Nachhaltige Milieuschäden eines notorischen Betrügers

DAILY DOPE (673) Der einstige Radprofi Riccardo Riccò wird beim Kauf leistungssteigernder Mittel ertappt

Die Katze lässt das Mausen nicht. Riccardo Riccò, wegen wiederholten Dopings mit einer Wettkampfsperre von zwölf Jahren belegter ehemaliger Radprofi, kann offenbar auch als Privatmann nicht von leistungssteigernden Substanzen lassen. Am Dienstagnachmittag beobachteten Carabinieri der Antidopingeinheit, wie Riccò vor einem McDonald’s in einem Außenbezirk der toskanischen Hafenstadt Livorno gemeinsam mit einem Begleiter von zwei Männern Dopingprodukte erwerben wollte.

Sie nahmen Riccò, seinen Begleiter und die Lieferanten fest. Sie kassierten vor Ort Testosteron und das Anämiemedikament Epoetin alfa sowie mehr als 1.000 Euro Bargeld – offenbar die Kaufsumme – ein. Im Hause eines der Lieferanten stellte die Polizei zudem weitere Dopingpräparate im Werte von 15.000 Euro sicher. Der Mann war in einem Krankenhaus angestellt. „Nur für den klinischen Gebrauch“, stand der Gazzetta dello Sport zufolge auf vielen der Verpackungen. Dem mutmaßlichen Krankenhausdieb drohen wegen Hehlerei zwei bis acht Jahre Haft.

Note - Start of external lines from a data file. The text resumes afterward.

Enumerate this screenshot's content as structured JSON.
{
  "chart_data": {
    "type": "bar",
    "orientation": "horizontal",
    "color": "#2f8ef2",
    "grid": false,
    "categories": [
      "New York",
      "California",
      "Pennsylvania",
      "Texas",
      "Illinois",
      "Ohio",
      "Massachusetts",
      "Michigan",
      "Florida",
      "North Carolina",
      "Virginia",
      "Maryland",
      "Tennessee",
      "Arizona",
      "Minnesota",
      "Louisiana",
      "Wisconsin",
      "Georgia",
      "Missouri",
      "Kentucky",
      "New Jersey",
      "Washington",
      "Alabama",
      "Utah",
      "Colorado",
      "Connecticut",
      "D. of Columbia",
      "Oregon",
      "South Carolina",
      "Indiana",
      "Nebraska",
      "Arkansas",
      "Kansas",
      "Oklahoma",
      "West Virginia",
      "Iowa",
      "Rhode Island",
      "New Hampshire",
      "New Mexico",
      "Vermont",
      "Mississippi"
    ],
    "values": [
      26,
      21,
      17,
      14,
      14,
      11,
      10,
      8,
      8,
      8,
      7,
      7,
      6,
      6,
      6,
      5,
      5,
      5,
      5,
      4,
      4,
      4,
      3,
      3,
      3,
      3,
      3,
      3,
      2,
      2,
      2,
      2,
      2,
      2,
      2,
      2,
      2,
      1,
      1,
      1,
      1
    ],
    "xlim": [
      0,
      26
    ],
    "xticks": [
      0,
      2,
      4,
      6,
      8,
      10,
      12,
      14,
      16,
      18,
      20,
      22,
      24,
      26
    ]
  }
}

Riccò wird derzeit nur als Käufer verdächtigt. Er selbst bestreitet jegliche Betrugsabsicht. „Ich war nur zur falschen Zeit am falschen Ort“, teilte er dem Lokalblatt Il Tirreno mit. Glauben dürften dies nicht einmal Leute, die den Weihnachtsmann für einen regulären Bürger der EU halten. Die Fahnder hatten längere Zeit schon gegen einen Dopingring in der Toskana ermittelt und schlugen jetzt zu. Aussagen über die Rolle Riccòs – ob er möglicherweise nur für den Hausgebrauch Dopingprodukte erwarb oder sogar als Wiederverkäufer in alte Kollegenkreise tätig war – machten die Ermittler bislang nicht.

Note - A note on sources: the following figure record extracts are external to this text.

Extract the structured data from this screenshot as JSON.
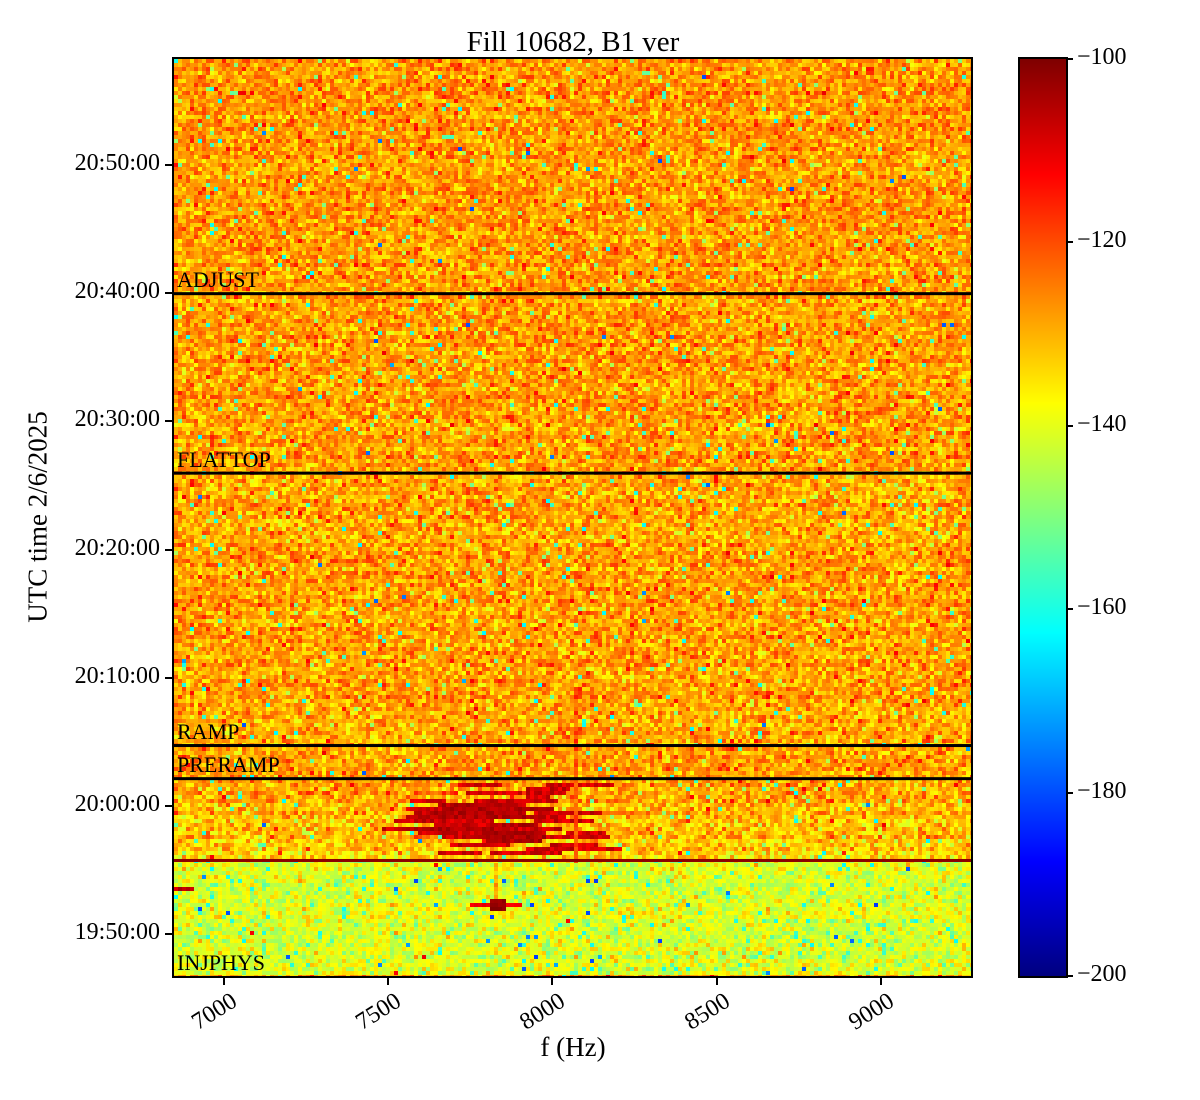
{
  "chart_data": {
    "type": "heatmap",
    "subtype": "spectrogram",
    "title": "Fill 10682, B1 ver",
    "xlabel": "f (Hz)",
    "ylabel": "UTC time 2/6/2025",
    "freq_range_hz": [
      6848,
      9274
    ],
    "time_range_utc": [
      "19:46:44",
      "20:58:16"
    ],
    "x_ticks_hz": [
      7000,
      7500,
      8000,
      8500,
      9000
    ],
    "x_tick_labels": [
      "7000",
      "7500",
      "8000",
      "8500",
      "9000"
    ],
    "y_ticks_utc": [
      "20:50:00",
      "20:40:00",
      "20:30:00",
      "20:20:00",
      "20:10:00",
      "20:00:00",
      "19:50:00"
    ],
    "colormap": "jet",
    "colorbar": {
      "range_db": [
        -200,
        -100
      ],
      "ticks_db": [
        -100,
        -120,
        -140,
        -160,
        -180,
        -200
      ],
      "tick_labels": [
        "−100",
        "−120",
        "−140",
        "−160",
        "−180",
        "−200"
      ]
    },
    "beam_mode_lines": [
      {
        "label": "ADJUST",
        "time": "20:40:00",
        "color": "#000000"
      },
      {
        "label": "FLATTOP",
        "time": "20:26:00",
        "color": "#000000"
      },
      {
        "label": "RAMP",
        "time": "20:04:45",
        "color": "#000000"
      },
      {
        "label": "PRERAMP",
        "time": "20:02:10",
        "color": "#000000"
      },
      {
        "label": "INJPHYS",
        "time": "19:46:44",
        "color": "#000000"
      }
    ],
    "injection_boundary_line": {
      "time": "19:55:47",
      "color": "#8b0000",
      "value_db": -103
    },
    "noise_regions": [
      {
        "name": "injphys-floor",
        "t_start": "19:46:44",
        "t_end": "19:55:47",
        "mean_db": -141,
        "std_db": 4.2,
        "specks": [
          {
            "p": 0.05,
            "min": -162,
            "max": -148
          },
          {
            "p": 0.006,
            "min": -182,
            "max": -170
          },
          {
            "p": 0.015,
            "min": -132,
            "max": -126
          },
          {
            "p": 0.001,
            "min": -116,
            "max": -110
          }
        ]
      },
      {
        "name": "boundary-to-preramp",
        "t_start": "19:55:47",
        "t_end": "20:02:10",
        "mean_start_db": -133.5,
        "mean_end_db": -128.5,
        "std_db": 5.2,
        "specks": [
          {
            "p": 0.022,
            "min": -163,
            "max": -144
          },
          {
            "p": 0.0015,
            "min": -180,
            "max": -170
          },
          {
            "p": 0.006,
            "min": -116,
            "max": -111
          }
        ]
      },
      {
        "name": "preramp-to-ramp",
        "t_start": "20:02:10",
        "t_end": "20:04:45",
        "mean_db": -128.6,
        "std_db": 5.2,
        "specks": [
          {
            "p": 0.022,
            "min": -163,
            "max": -144
          },
          {
            "p": 0.0015,
            "min": -180,
            "max": -170
          },
          {
            "p": 0.007,
            "min": -116,
            "max": -111
          }
        ]
      },
      {
        "name": "ramp-to-flattop",
        "t_start": "20:04:45",
        "t_end": "20:26:00",
        "mean_db": -128.4,
        "std_db": 5.2,
        "specks": [
          {
            "p": 0.022,
            "min": -163,
            "max": -144
          },
          {
            "p": 0.0015,
            "min": -180,
            "max": -170
          },
          {
            "p": 0.006,
            "min": -116,
            "max": -111
          }
        ]
      },
      {
        "name": "flattop-to-adjust",
        "t_start": "20:26:00",
        "t_end": "20:40:00",
        "mean_db": -128,
        "std_db": 5.2,
        "specks": [
          {
            "p": 0.022,
            "min": -163,
            "max": -144
          },
          {
            "p": 0.0015,
            "min": -180,
            "max": -170
          },
          {
            "p": 0.006,
            "min": -116,
            "max": -111
          }
        ]
      },
      {
        "name": "adjust-to-end",
        "t_start": "20:40:00",
        "t_end": "20:58:16",
        "mean_db": -127.5,
        "std_db": 5.0,
        "specks": [
          {
            "p": 0.022,
            "min": -163,
            "max": -144
          },
          {
            "p": 0.0015,
            "min": -180,
            "max": -170
          },
          {
            "p": 0.006,
            "min": -116,
            "max": -111
          }
        ]
      }
    ],
    "features": [
      {
        "type": "dash_cluster",
        "count": 46,
        "f_min_hz": 7580,
        "f_max_hz": 8160,
        "len_min_hz": 60,
        "len_max_hz": 210,
        "t_start": "19:56:05",
        "t_end": "20:01:55",
        "v_min_db": -112,
        "v_max_db": -104
      },
      {
        "type": "dash_cluster",
        "count": 14,
        "f_min_hz": 7660,
        "f_max_hz": 7890,
        "len_min_hz": 90,
        "len_max_hz": 260,
        "t_start": "19:57:00",
        "t_end": "20:00:10",
        "v_min_db": -108,
        "v_max_db": -102
      },
      {
        "type": "vline",
        "f_hz": 8070,
        "t_start": "19:55:50",
        "t_end": "20:09:15",
        "v_db": -121,
        "jitter_db": 3
      },
      {
        "type": "vline",
        "f_hz": 7833,
        "t_start": "19:52:30",
        "t_end": "19:55:30",
        "v_db": -128,
        "jitter_db": 3
      },
      {
        "type": "vline",
        "f_hz": 7460,
        "t_start": "19:47:00",
        "t_end": "19:55:40",
        "v_db": -137,
        "jitter_db": 1.5
      },
      {
        "type": "hdash",
        "f_min_hz": 7757,
        "f_max_hz": 7808,
        "time": "19:52:10",
        "v_db": -111
      },
      {
        "type": "hdash",
        "f_min_hz": 7818,
        "f_max_hz": 7852,
        "time": "19:52:10",
        "v_db": -106
      },
      {
        "type": "hdash",
        "f_min_hz": 7862,
        "f_max_hz": 7902,
        "time": "19:52:10",
        "v_db": -112
      },
      {
        "type": "blob",
        "f_min_hz": 7820,
        "f_max_hz": 7848,
        "t_start": "19:51:55",
        "t_end": "19:52:35",
        "v_db": -102
      },
      {
        "type": "hdash",
        "f_min_hz": 6852,
        "f_max_hz": 6898,
        "time": "19:53:30",
        "v_db": -106
      }
    ]
  }
}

Mit Riccò ging ihnen ein notorischer Betrüger ins Netz. Über ihn kursierte schon als Junior das Gerücht, er habe vor einem medizinischen Test im UCI-Hauptquartier in Aigle mittels Blutdoping seinen Hämatokritwert absichtlich in die Höhe getrieben, um eine Ausnahmeregelung zu erhalten. 2008 griff er auf das damals unter Radprofis sehr beliebte Präparat Cera zurück; Stefan Schumacher und Bernhard Kohl verhalfen damit unter anderem dem Rennstall Gerolsteiner zu beeindruckenden Erfolgen bei der Tour de France.

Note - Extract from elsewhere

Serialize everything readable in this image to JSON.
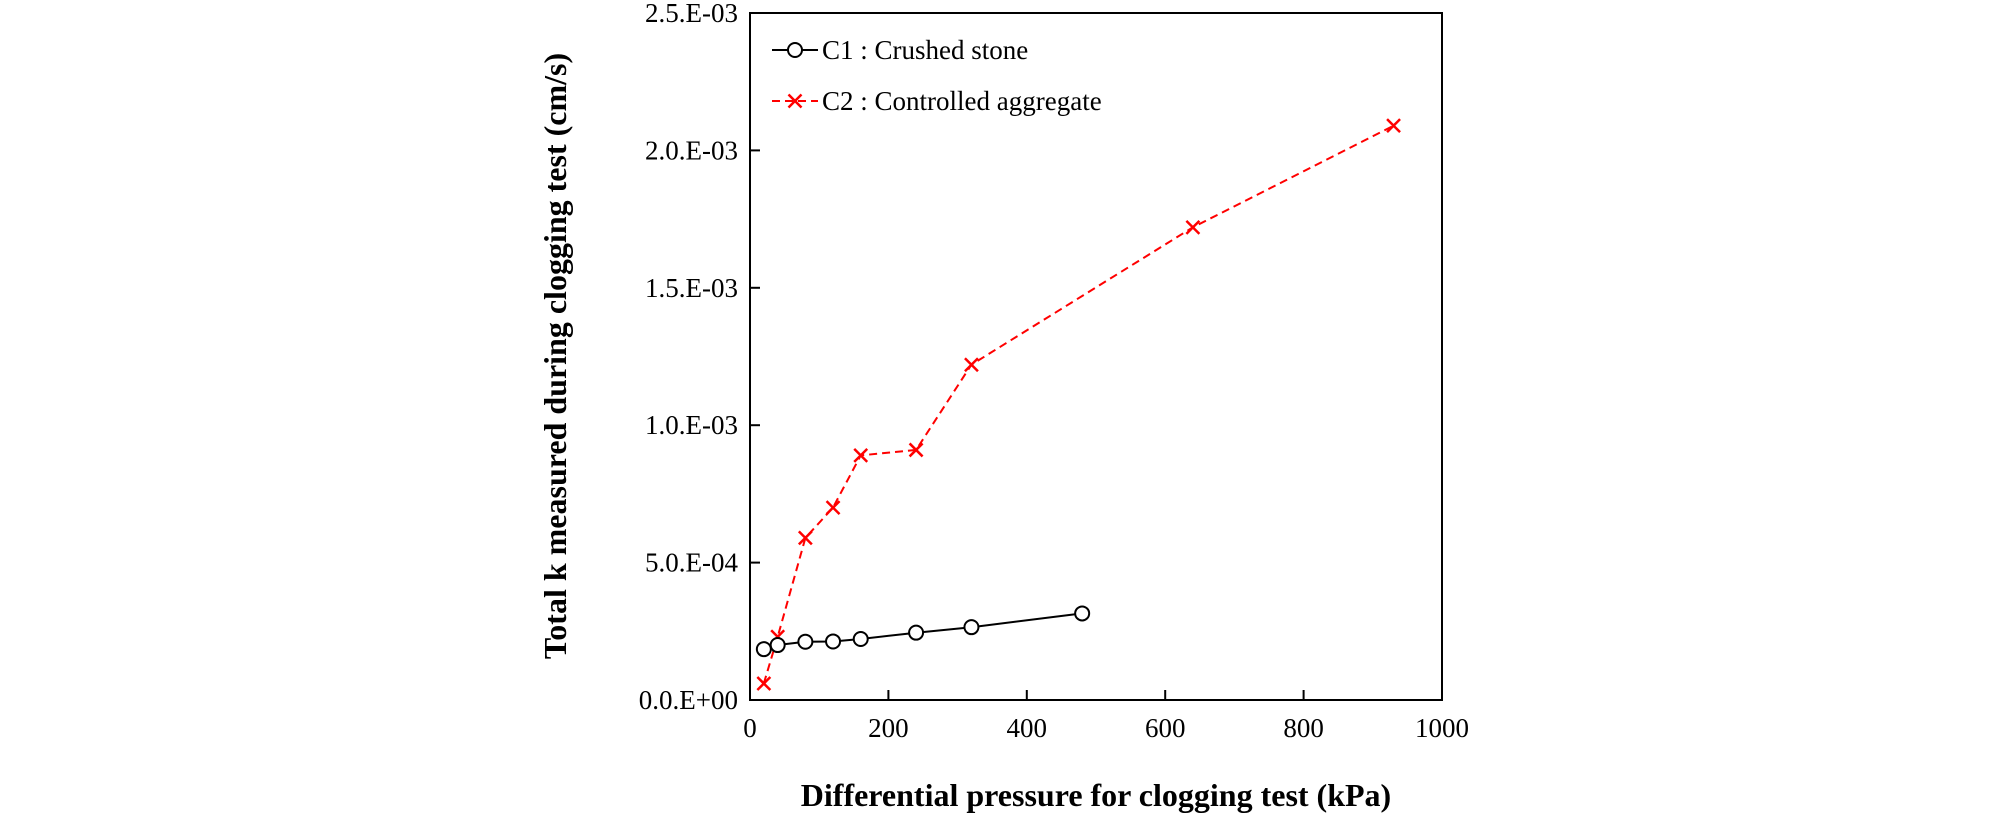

Kaum von seiner zweijährigen Dopingsperre zurückgekehrt, schockte Riccò im Februar 2011 mit einem plötzlichen Nierenversagen die Radsportwelt. Der Notarzt diagnostizierte eine unsachgemäß vorgenommene Bluttransfusion als Ursache. Riccò bekam danach die zwölfjährige Sperre aufgebrummt. Dass er nun auch als Privatmann weiterhin zumindest die Nähe von Dopinghändlern sucht, spricht für ausgeprägtes Suchtverhalten und nachhaltige Milieuschäden. Der 31-Jährige ist zwar voll verantwortlich für sein Handeln. Er ist aber zugleich auch eine Folgeerscheinung eines Berufsumfelds, in dem Betrug zu den Geschäftsgrundlagen gehörte. Sein Fall und auch der Fund von Glasröhrchen mit Medikamenten am Rande der diesjährigen Ausgabe des Klassikerrennens Paris–Roubaix erinnern daran, dass das Dopingproblem im Radsport zwar gemindert, aber noch lange nicht gelöst ist.